Keeping busy (but not TOO busy) is helpful.  So I clean, organize, garden, etc.  But I do try to keep from doing it compulsively.  I made a TO DO list, and the list is loooong, so I’ll never run out of things to do NOR will I ever finish no matter how much I do.  I have to keep that in mind…I don’t have to do it ALL NOW.  (Because I’m retired!)  The first few weeks, my husband would comment on how I was making him nervous, or that I was like a shark that couldn’t stop moving.  I can't tell you how many times he told me to relax.  Meaning "Stop, you're going to wear yourself out".  So now I “allow” myself to  do whatever I want during the day but at 4 pm, I stop!

My tomatoes

Or at least I stop physically constantly moving at 4.  I can still do more passive things such as work on the computer.  In fact, I started a little eBay business! 
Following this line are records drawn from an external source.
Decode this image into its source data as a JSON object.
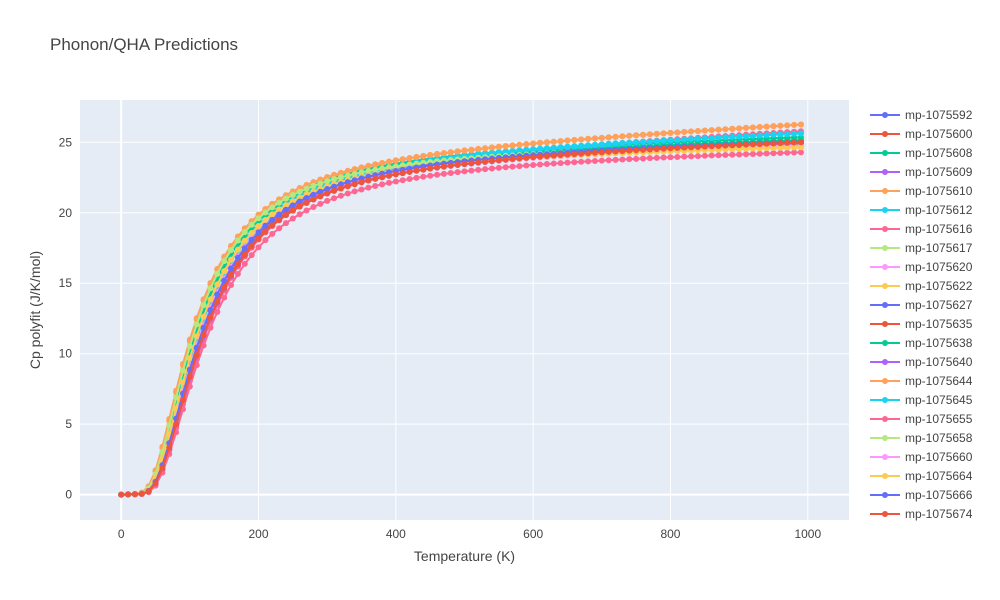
{
  "chart_data": {
    "type": "line",
    "title": "Phonon/QHA Predictions",
    "xlabel": "Temperature (K)",
    "ylabel": "Cp polyfit (J/K/mol)",
    "xlim": [
      -60,
      1060
    ],
    "ylim": [
      -1.8,
      28.0
    ],
    "xticks": [
      0,
      200,
      400,
      600,
      800,
      1000
    ],
    "yticks": [
      0,
      5,
      10,
      15,
      20,
      25
    ],
    "grid": true,
    "legend_position": "right",
    "x_start": 0,
    "x_step": 10,
    "x_end": 990,
    "curve_model": "Einstein-type heat capacity fitted to the plotted curves: Cp(T) = A*(theta/T)^2*exp(theta/T)/(exp(theta/T)-1)^2 + B*T, sampled every 10 K from 0 to 990 K",
    "series": [
      {
        "name": "mp-1075592",
        "color": "#636efa",
        "A": 24.2,
        "theta": 365,
        "B": 0.0012
      },
      {
        "name": "mp-1075600",
        "color": "#EF553B",
        "A": 24.0,
        "theta": 372,
        "B": 0.0013
      },
      {
        "name": "mp-1075608",
        "color": "#00cc96",
        "A": 24.4,
        "theta": 338,
        "B": 0.0012
      },
      {
        "name": "mp-1075609",
        "color": "#ab63fa",
        "A": 23.9,
        "theta": 378,
        "B": 0.0013
      },
      {
        "name": "mp-1075610",
        "color": "#FFA15A",
        "A": 24.0,
        "theta": 325,
        "B": 0.0025
      },
      {
        "name": "mp-1075612",
        "color": "#19d3f3",
        "A": 24.1,
        "theta": 350,
        "B": 0.0018
      },
      {
        "name": "mp-1075616",
        "color": "#FF6692",
        "A": 23.8,
        "theta": 385,
        "B": 0.0023
      },
      {
        "name": "mp-1075617",
        "color": "#B6E880",
        "A": 24.3,
        "theta": 330,
        "B": 0.0007
      },
      {
        "name": "mp-1075620",
        "color": "#FF97FF",
        "A": 24.0,
        "theta": 360,
        "B": 0.001
      },
      {
        "name": "mp-1075622",
        "color": "#FECB52",
        "A": 24.1,
        "theta": 345,
        "B": 0.0008
      },
      {
        "name": "mp-1075627",
        "color": "#636efa",
        "A": 24.2,
        "theta": 368,
        "B": 0.0011
      },
      {
        "name": "mp-1075635",
        "color": "#EF553B",
        "A": 23.9,
        "theta": 375,
        "B": 0.0014
      },
      {
        "name": "mp-1075638",
        "color": "#00cc96",
        "A": 24.3,
        "theta": 340,
        "B": 0.0011
      },
      {
        "name": "mp-1075640",
        "color": "#ab63fa",
        "A": 24.0,
        "theta": 380,
        "B": 0.0012
      },
      {
        "name": "mp-1075644",
        "color": "#FFA15A",
        "A": 23.9,
        "theta": 322,
        "B": 0.0026
      },
      {
        "name": "mp-1075645",
        "color": "#19d3f3",
        "A": 24.0,
        "theta": 352,
        "B": 0.0019
      },
      {
        "name": "mp-1075655",
        "color": "#FF6692",
        "A": 23.6,
        "theta": 390,
        "B": 0.001
      },
      {
        "name": "mp-1075658",
        "color": "#B6E880",
        "A": 24.4,
        "theta": 332,
        "B": 0.0006
      },
      {
        "name": "mp-1075660",
        "color": "#FF97FF",
        "A": 24.1,
        "theta": 362,
        "B": 0.0009
      },
      {
        "name": "mp-1075664",
        "color": "#FECB52",
        "A": 24.2,
        "theta": 348,
        "B": 0.0007
      },
      {
        "name": "mp-1075666",
        "color": "#636efa",
        "A": 24.1,
        "theta": 366,
        "B": 0.0012
      },
      {
        "name": "mp-1075674",
        "color": "#EF553B",
        "A": 23.8,
        "theta": 376,
        "B": 0.0015
      }
    ]
  }
}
I used to collect antique jewelry and silver spoons, so a lot of these things have been languishing in boxes downstairs or in my jewelry box.  I also used to buy clothes and shoes for work, and then never wear them.  Most still have tags on them!  So I've spent the last few weeks posting things on eBay.  I have to research, photograph, post, then ship, all of which has kept my mind busy and it’s fun!  It helps to be very organized, which I am, and I love doing all these things in my office. So far I've posted about 25 things, sold about 8, and believe me, I've got a boatload of things still to sell.  And as my husband says, Selling and Earning beats Buying and Spending.   

My office

Finally, I take Jennie for a long walk every day.  And speaking of dogs…Jennie’s personality has blossomed since she lost her sister.  I really think she likes being an only dog.  When there were two, there was a lot of negative, competitive energy.  My mother was pretty neurotic, so they grew up in an unstable environment.  After we got them, they improved a lot, but there was still a lot of high pitched crazy barking, food aggression, and pee “accidents."  Now that Bonnie is gone, Jennie hardly barks at all, hasn’t had one accident, and is so mellow.  Dogs are wonderful, but weird.  Who knows what goes on in their brains, and how they process relationships with their "parents" and their "siblings." 

Jennie in her car seat, ready to go!

I don’t have the deep emotional connection with Jennie that I did with Buster, but then, Buster was my once-in-a-lifetime heart dog.  Still, I am enjoying Jennie's company and since she is so tiny, she's easy to transport.  She's a great traveler, so we go everywhere together.  And let's face it, she's really adorable.  I think I can actually say now that I love this little dog.  


Hmmm, anything else?  Well, my husband and I are getting along very well, and I've been trying to be more open with him about my feelings of anxiety.  He actually listens to me and been very supportive.  Mostly he just comforts me and tells me that everything is going to be okay.  And that's really all I need. 


I think that’s about it.  I'm okay with things for now, although I'd like to be able to travel again someday in the not too distant future.  After all, I didn't work until I'm 67 to stay home for the rest of my life. 


But whatever is happening in your State or area, I hope everyone is handling quarantine or re-opening well.  It's going to be okay!  


1 comment:

  1. I’m sorry to hear that your retirement and pandemic had been such a time of stress for you! I know the pandemic alone was enough to throw me into a tailspin...so I can’t even imagine how two life changers would make you feel! I’m glad you sought help!!

    It sounds like you are settling down and have a good routine going!!! I love your office! Such rich colored wood!